OCD occurs when activities of cleaning, tidying, checking, counting or ordering consume a person’s life for many hours in a day, significantly affecting the ability to function in other ways beyond the rituals. OCD includes two components: 1.) the obsession, which is an overpowering, intrusive thought that a person feels unable to stop and 2.) the compulsion, which is the behavior the individual engages in to relieve the anxiety created by the obsession. One example is spending hours washing one’s hands to reduce anxiety about being contaminated by germs.
PTSD is a series of severe psychological symptoms that occur following a traumatic event such as military combat, a natural disaster, a car accident or a violent assault, that induces intense fear, terror, horror, or hopelessness. Symptoms typically include intrusive thoughts about the event, nightmares, flashbacks, emotional numbness, insomnia, and loss of pleasure in activities once enjoyed, among other symptoms.

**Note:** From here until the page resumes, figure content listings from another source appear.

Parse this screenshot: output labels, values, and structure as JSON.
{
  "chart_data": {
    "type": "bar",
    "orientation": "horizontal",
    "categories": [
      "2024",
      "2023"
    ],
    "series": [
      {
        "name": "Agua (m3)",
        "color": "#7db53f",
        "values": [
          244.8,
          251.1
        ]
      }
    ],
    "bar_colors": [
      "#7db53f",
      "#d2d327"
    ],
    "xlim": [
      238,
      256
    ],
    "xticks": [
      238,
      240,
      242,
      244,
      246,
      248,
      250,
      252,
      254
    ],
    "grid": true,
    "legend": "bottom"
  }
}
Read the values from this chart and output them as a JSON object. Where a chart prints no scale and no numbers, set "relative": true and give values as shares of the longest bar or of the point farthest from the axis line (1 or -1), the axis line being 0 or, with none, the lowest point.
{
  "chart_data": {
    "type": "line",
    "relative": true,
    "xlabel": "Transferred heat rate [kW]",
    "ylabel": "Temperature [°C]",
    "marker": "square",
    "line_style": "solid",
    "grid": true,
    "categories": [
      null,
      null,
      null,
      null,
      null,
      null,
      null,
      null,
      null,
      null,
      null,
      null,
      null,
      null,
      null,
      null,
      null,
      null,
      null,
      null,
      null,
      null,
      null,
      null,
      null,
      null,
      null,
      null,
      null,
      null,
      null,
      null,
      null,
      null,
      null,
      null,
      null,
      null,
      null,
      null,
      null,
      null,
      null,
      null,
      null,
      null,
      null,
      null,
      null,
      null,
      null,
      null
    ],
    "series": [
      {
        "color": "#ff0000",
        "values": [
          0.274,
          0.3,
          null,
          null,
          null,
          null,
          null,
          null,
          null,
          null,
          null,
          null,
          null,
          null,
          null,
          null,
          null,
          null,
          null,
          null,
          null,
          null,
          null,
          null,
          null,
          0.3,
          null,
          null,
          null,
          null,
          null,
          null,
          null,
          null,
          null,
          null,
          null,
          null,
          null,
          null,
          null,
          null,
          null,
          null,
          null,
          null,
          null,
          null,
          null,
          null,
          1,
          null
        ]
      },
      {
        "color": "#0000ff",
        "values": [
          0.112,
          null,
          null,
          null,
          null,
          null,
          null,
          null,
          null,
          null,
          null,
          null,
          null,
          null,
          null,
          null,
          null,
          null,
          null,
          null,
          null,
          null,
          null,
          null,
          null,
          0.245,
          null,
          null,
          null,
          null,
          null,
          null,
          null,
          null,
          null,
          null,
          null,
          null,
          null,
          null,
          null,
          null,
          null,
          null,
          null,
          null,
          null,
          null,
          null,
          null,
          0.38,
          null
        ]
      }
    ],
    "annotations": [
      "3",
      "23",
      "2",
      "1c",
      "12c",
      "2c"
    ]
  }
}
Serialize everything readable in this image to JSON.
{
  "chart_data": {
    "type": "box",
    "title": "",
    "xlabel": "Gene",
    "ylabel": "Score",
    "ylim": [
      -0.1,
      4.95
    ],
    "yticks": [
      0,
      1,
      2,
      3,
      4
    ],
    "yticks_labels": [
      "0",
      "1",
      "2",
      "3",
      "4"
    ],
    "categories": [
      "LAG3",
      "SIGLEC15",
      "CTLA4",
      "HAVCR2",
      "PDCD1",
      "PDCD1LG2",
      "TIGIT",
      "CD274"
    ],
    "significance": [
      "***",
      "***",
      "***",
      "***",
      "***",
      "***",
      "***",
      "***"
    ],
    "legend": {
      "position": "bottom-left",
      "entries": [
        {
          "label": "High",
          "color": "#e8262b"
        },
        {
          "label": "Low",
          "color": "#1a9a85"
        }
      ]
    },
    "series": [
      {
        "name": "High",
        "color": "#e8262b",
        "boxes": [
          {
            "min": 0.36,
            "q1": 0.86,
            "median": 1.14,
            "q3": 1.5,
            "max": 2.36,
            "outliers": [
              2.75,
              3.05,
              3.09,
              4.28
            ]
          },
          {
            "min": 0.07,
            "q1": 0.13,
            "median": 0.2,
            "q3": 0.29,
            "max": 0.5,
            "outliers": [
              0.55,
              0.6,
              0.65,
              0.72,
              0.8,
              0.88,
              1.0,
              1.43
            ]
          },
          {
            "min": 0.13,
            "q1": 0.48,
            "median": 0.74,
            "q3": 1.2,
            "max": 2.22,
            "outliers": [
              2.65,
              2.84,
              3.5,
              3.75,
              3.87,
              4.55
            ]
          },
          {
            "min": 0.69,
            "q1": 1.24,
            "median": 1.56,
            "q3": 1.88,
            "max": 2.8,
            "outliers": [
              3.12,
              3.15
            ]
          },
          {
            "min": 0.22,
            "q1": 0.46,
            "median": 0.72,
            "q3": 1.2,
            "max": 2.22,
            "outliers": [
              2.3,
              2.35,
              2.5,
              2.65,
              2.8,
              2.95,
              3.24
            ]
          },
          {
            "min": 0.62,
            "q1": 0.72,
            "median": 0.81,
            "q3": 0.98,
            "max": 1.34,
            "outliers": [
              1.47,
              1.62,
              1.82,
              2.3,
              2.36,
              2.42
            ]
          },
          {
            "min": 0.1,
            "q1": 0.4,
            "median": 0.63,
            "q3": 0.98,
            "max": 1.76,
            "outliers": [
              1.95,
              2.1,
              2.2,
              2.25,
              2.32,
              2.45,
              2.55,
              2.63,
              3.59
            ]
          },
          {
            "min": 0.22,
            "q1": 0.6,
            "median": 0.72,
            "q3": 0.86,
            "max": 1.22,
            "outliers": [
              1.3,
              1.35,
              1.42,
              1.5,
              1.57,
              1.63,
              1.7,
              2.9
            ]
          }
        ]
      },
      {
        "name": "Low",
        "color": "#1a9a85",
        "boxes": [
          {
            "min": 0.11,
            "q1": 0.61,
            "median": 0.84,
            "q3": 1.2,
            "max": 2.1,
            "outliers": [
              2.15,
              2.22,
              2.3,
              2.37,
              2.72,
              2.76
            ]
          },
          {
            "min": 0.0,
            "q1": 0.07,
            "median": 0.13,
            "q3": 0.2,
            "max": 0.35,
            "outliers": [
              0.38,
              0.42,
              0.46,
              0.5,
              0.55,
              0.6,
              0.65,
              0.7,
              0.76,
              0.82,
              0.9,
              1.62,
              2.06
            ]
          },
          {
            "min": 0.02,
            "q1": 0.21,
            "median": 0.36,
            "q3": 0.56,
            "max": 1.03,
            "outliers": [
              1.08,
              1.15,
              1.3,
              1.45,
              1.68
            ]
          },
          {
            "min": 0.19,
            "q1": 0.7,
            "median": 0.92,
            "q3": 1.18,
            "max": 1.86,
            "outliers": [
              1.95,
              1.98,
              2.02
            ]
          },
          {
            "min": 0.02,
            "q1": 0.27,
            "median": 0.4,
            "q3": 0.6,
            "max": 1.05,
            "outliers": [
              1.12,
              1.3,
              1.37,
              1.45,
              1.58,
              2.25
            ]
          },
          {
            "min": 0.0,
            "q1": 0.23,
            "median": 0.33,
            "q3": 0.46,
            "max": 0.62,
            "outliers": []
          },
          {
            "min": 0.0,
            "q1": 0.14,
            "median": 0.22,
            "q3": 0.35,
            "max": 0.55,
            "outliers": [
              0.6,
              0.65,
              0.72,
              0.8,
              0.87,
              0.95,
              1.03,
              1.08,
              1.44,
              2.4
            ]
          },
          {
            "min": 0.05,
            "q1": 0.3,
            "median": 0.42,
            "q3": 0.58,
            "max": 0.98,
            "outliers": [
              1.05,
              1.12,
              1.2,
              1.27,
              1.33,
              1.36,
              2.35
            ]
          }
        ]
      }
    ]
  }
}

While, as mentioned above, anxiety is highly treatable, treatment can really vary depending on the specific issues. For example, panic attacks generally respond well to a combination of relaxation training, lifestyle changes, cognitive therapy and a technique called interoceptive desensitization (deliberately inducing symptoms of panic, such as rapid heartbeat through physical activity, to normalize the bodily sensations associated with panic.) With OCD, on the other hand, a therapist may find that cognitive therapy is not as effective in controlling symptoms as medications, such as SSRIs (like Prozac and Zoloft.) A client suffering from social phobia often benefits from social skills training or therapy focused on increasing self-esteem and assertiveness skills. With specific phobia, such as fear of flying, a therapist might help a client work incrementally through a list of feared associations, people, places or activities surrounding the phobia both mentally and in real life, gradually reducing the debilitating hold the fear has on the client.
Many people struggle with more than one type of anxiety—panic attacks with agoraphobia, for instance. It’s important to rule out medical conditions that may be causing anxiety, such as thyroid disease, or possible side effects of medications, substance use or stimulants such as caffeine and nicotine. Sometimes anxiety-like symptoms may be masking a different mental health issue, such as depression. All of this means that it is vital to have a very thorough assessment with a trained mental health clinician as the first step in any type of therapy for anxiety.